O peculiar texto que descreve a morte do faraó continua a intrigar historiadores: terá sido escrito durante a vida do monarca, ou será uma recordação póstuma sobre desconfiança e cautela?
O Ensinamento do Rei Amenemhat I a Seu Filho Senusret, mais conhecido por “Instruções de Amenemhat”, é um controverso texto egípcio com ensinamentos morais e conselhos.
O poema, escrito no período do Império Médio egípcio (entre 2050 a.C. e 1710 a.C.), divide arqueólogos: enquanto uns acreditam que a sua origem está no próprio rei Amenemhat I, que terá encomendado o texto para justificar uma corregência com o filho, há também quem acredite que é encomenda do próprio filho, Senusret I, para legitimar a sua sucessão ao pai. Uma tradição posterior atribui-o ao escriba Khety.
“Será o rei da terra. Governará as margens do Nilo. Multiplicarás as boas ações”, são algumas das previsões feitas no texto, citado pelo LBV, sobre Senusret I.
A edição conhecida mais antiga do documento é o Papiro de Millingen, que data da XVIII Dinastia, mas que desapareceu em meados do século XIX — conservou-se, no entanto, uma cópia manuscrita. Existem ainda outros fragmentos, como o Papiro de Ramesside Sallier II e várias ostracas (fragmentos de cerâmica).
E o documento descreve mesmo a própria morte de Amenemhat, alvo de uma misteriosa conspiração.

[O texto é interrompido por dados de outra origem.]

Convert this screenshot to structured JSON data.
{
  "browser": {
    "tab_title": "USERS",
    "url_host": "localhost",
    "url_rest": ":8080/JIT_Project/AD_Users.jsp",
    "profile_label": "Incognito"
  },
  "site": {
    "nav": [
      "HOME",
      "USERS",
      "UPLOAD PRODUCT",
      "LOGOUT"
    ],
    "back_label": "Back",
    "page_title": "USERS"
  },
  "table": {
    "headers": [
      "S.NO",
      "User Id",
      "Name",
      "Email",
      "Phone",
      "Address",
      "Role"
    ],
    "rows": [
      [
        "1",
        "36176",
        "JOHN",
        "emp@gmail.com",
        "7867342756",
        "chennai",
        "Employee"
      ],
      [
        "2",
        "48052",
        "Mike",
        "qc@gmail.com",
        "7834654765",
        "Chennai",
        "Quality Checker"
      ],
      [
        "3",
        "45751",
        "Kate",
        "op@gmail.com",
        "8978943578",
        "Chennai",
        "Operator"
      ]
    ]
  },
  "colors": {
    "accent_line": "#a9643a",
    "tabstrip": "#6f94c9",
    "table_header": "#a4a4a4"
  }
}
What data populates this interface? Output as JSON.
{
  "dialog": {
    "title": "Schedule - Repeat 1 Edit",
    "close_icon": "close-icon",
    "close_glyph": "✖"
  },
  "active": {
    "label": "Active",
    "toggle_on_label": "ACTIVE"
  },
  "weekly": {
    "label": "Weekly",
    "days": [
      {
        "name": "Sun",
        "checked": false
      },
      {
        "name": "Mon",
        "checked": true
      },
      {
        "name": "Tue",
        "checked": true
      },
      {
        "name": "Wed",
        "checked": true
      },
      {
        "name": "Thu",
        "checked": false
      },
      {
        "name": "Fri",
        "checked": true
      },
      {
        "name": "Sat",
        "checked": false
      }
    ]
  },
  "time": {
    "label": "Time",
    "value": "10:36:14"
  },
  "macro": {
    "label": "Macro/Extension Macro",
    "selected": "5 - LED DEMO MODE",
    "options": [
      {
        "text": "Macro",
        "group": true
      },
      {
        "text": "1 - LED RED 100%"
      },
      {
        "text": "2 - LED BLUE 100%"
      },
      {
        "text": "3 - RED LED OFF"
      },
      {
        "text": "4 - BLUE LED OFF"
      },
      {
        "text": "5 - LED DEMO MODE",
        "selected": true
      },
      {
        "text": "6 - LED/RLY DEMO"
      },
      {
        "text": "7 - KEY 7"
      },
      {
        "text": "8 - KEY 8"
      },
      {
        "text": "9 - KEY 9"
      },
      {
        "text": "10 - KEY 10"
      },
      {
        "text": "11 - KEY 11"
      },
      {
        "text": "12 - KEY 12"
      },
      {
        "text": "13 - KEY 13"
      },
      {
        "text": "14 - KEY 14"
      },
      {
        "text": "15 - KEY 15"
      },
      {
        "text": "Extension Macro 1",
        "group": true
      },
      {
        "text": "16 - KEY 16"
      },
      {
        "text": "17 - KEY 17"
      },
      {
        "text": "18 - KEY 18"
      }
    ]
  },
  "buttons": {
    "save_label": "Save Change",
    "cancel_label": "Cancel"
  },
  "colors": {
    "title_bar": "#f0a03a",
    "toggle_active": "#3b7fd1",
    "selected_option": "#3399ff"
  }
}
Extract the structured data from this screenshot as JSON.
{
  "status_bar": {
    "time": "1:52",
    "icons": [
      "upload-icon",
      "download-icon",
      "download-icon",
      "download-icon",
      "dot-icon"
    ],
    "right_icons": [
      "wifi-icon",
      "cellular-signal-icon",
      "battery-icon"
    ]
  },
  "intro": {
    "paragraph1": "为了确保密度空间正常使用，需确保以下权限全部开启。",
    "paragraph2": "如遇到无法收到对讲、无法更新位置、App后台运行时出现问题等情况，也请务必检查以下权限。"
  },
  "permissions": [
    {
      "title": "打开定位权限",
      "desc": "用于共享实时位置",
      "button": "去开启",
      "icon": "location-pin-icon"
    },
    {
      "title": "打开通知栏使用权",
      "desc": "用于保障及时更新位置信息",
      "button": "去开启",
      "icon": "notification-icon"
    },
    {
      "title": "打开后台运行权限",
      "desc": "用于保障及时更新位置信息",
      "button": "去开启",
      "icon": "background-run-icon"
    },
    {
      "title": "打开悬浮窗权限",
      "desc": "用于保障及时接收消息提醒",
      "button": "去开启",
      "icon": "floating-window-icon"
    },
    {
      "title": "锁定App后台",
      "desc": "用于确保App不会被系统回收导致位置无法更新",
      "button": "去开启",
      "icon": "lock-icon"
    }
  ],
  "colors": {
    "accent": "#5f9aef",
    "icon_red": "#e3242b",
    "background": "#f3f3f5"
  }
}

“O ataque teve lugar quando você não estava lá. Eu não tinha tornado público que você seria o meu herdeiro, não tinha partilhado o trono consigo”, escreve o pai, diretamente para o filho.
De facto, o faraó terá sido morto durante o sono, e o complot do assassínio é descrito no próprio poema: nele, Amenemhat diz ter sido alvo de uma conspiração dentro do harém real, um ato inédito na história do Antigo Egito.
“Era depois do jantar, a noite tinha caído. Concedi-me um momento de repouso no meu leito, pois estava cansado. Quando o meu coração começou a render-se ao sono, as armas destinadas a proteger-me ergueram-se contra mim”, lê-se no documento, que alarma o filho para que tenha cuidado com os excessos de confiança.
Há historiadores que acreditam, no entanto, que esta descrição é feita pelo pai ainda em vida, uma vez que o faraó terá sofrido uma primeira tentativa de assassinato que não levou à sua morte. Se assim fosse, Amenemhat podia ter escrito o documento como um aviso para o filho.
O poema teve uma grande influência em toda a história do Antigo Egito, e foi usado por sucessivos monarcas para consolidar a sua própria autoridade. Mais de 1500 anos depois de ter sido escrito, continua a intrigar historiadores e a ser lido e interpretado.
Os seus ensinamentos sobre confiança e prudência continuam, ainda hoje, a er um importante legado político e literário na história do Egito.